The Congress or any other Opposition party hopes to defeat the BJP in 2024 on the demerits of the incumbent. So, the Opposition’s campaign is for a negative vote against the BJP. The common civil code does the same trick against the Opposition for the BJP. The UCC is a civilisational requirement for a progressive country. No nation can allow the most regressive men in society to hold others to ransom in the name of religion. The Supreme Court, in five different orders, has sought the implementation of the UCC and it is indeed the first step towards rescuing society from the stranglehold of the clergy. If the Opposition parties refuse to agree to the UCC, it is only to hold on to the orthodox Muslim votes by pleasing their vote contractors.

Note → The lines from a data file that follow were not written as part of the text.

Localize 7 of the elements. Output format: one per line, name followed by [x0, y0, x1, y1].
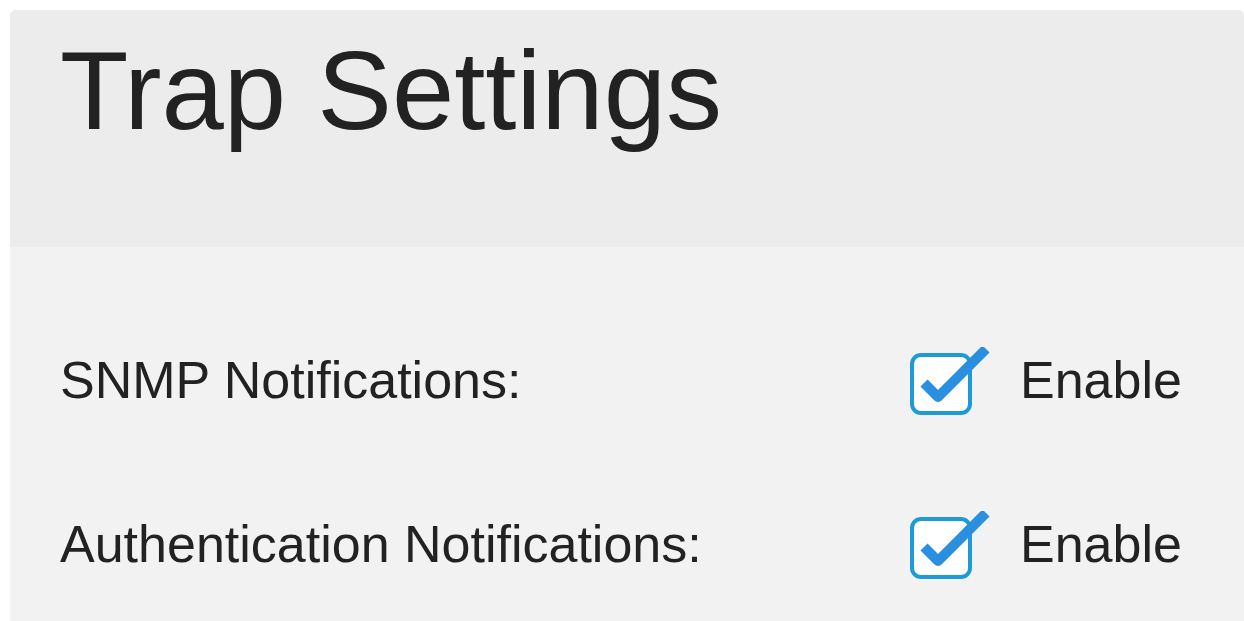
page-title: Trap Settings	[60, 27, 722, 155]
field-label: SNMP Notifications:	[60, 352, 522, 410]
checkbox[interactable]	[910, 347, 990, 415]
checkbox-label: Enable	[1020, 352, 1182, 410]
field-label: Authentication Notifications:	[60, 516, 702, 574]
checkbox-label: Enable	[1020, 516, 1182, 574]
checkbox[interactable]	[910, 511, 990, 579]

The UCC debate delegitimises the Opposition’s secular and progressive credentials more than anything else. The Opposition’s politicisation argument does not wash because opposing UCC for the sake of upholding the regressive Muslim clergy’s supremacy is the worst kind of electoral tactic that can be expected of any political entity. It was, after all, the overturning of the Shah Bano verdict and the banning of Salman Rushdie’s The Satanic Verses that robbed the Congress of its political legitimacy. Sure, for the BJP, the UCC is nothing but a part of its Hindutva agenda, which it will use as an expedient political weapon. But the mistake lies in the Opposition allowing the BJP to use it as a diversionary tactic. The Opposition, particularly the Left, will lose its moral compass forever when it opposes the UCC while desperately trying to split the Congress’ Muslim votes.